Rethinking U-Net Task-Adaptive Mixture of Skip Connections for Enhanced Medical Image Segmentation
U-Net is a widely used model for medical image segmentation, renowned for its strong feature extraction capabilities and U-shaped design, which incorporates skip connections to preserve critical information. However, its decoders exhibit information-specific preferences for the supplementary content provided by skip connections, instead of adhering to a strict one-to-one correspondence, which limits its flexibility across diverse tasks.

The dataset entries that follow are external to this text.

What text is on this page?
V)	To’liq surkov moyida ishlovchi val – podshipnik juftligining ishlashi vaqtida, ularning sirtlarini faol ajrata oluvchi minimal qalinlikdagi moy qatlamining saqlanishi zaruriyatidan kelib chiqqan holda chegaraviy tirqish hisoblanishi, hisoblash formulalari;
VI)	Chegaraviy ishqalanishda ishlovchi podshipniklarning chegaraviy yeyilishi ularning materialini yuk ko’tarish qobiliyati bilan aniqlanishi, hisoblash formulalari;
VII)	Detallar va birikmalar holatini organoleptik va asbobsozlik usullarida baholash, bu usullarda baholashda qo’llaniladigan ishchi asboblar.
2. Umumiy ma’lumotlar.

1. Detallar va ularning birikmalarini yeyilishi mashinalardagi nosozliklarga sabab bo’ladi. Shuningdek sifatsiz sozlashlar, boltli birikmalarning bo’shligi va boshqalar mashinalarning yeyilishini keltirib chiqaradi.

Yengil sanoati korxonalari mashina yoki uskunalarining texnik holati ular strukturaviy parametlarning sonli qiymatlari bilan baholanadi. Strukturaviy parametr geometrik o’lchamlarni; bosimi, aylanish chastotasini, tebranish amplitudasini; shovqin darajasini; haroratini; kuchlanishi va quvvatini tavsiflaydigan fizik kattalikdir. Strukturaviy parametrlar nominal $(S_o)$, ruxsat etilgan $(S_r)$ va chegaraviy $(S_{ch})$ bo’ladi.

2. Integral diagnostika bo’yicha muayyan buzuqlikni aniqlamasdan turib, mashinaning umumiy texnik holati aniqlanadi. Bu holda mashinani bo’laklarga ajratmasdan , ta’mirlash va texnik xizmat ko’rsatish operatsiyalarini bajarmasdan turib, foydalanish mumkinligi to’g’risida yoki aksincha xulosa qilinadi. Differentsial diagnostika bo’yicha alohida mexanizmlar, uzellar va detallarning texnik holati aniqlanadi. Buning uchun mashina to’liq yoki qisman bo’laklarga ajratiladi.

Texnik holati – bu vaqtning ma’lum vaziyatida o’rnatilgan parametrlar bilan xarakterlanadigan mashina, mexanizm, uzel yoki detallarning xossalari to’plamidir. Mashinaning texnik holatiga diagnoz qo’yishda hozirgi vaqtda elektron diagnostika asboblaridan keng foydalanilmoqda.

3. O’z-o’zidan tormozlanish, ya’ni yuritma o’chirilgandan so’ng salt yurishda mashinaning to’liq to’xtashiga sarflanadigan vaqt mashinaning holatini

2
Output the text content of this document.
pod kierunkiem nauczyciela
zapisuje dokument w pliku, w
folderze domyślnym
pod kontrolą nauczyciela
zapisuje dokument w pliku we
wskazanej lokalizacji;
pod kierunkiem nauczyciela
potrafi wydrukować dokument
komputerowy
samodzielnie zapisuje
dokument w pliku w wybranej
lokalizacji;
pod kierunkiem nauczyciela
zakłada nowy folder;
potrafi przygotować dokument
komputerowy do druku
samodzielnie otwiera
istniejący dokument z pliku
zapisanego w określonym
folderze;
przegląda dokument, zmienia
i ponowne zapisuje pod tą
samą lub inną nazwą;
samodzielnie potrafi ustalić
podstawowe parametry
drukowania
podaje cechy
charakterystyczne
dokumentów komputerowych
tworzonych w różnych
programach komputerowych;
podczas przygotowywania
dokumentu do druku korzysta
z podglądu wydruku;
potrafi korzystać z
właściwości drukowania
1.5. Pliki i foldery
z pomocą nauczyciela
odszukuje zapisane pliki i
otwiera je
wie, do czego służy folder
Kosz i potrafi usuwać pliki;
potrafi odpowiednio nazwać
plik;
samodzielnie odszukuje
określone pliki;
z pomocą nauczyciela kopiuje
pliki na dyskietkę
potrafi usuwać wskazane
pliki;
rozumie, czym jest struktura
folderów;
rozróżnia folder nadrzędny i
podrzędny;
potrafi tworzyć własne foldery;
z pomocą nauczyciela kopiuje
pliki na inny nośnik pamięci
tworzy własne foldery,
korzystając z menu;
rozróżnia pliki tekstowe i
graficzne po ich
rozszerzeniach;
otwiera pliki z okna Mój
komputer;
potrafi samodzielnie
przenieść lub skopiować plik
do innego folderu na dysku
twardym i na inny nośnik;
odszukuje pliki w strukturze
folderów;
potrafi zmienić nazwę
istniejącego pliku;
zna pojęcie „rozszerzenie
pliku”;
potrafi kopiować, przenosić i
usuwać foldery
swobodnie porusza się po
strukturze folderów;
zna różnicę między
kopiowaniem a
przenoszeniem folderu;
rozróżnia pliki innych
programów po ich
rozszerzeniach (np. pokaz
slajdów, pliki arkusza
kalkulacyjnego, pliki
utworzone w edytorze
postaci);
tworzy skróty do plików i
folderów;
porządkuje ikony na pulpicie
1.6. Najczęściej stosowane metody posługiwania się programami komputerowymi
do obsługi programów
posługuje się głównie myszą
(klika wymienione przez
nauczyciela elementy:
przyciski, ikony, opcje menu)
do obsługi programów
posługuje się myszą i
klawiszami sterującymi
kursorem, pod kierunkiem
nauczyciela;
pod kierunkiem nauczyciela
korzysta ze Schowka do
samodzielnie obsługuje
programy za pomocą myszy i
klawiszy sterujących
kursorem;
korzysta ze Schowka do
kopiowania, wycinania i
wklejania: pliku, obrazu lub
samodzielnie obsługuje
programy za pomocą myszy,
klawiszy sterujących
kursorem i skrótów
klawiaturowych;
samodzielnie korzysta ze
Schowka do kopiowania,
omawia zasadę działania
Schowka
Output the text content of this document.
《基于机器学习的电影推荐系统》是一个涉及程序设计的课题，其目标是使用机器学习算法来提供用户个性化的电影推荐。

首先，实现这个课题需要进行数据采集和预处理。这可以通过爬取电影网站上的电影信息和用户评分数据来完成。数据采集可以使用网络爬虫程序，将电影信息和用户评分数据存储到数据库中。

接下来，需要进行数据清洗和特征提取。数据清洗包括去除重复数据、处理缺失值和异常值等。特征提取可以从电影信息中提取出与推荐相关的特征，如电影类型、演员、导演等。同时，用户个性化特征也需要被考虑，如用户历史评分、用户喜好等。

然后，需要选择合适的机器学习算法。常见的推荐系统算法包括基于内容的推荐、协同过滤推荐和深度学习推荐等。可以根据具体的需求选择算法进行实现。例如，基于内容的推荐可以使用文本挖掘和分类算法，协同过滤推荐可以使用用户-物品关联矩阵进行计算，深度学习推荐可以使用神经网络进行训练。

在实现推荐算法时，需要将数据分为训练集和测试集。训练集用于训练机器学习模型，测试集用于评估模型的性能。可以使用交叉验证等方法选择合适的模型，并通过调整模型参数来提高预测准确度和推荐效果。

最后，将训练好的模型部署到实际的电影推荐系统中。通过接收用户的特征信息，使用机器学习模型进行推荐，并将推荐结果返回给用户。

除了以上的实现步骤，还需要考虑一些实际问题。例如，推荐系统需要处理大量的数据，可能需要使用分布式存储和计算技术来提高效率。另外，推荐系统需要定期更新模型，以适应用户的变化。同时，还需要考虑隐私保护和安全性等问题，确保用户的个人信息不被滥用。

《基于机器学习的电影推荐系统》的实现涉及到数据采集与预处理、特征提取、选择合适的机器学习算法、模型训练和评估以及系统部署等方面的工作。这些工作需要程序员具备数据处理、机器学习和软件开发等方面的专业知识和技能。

To address this limitation, we propose the Task-Adaptive Mixture of Skip Connections (TA-MoSC) module, inspired by the Mixture of Experts (MoE) framework. TA-MoSC innovatively reinterprets skip connections as a task allocation problem, employing a routing mechanism to adaptively select expert combinations at different decoding stages. By introducing MoE, our approach enhances the sparsity of the model, and lightweight convolutional experts are shared across all skip connection stages, with a Balanced Expert Utilization (BEU) strategy ensuring that all experts are effectively trained, maintaining training balance and preserving computational efficiency. Our approach introduces minimal additional parameters to the original U-Net but significantly enhances its performance and stability. Experiments on GlaS, MoNuSeg, Synapse, and ISIC16 datasets demonstrate state-of-the-art accuracy and better generalization across diverse tasks. Moreover, while this work focuses on medical image segmentation, the proposed method can be seamlessly extended to other segmentation tasks, offering a flexible and efficient solution for diverse applications.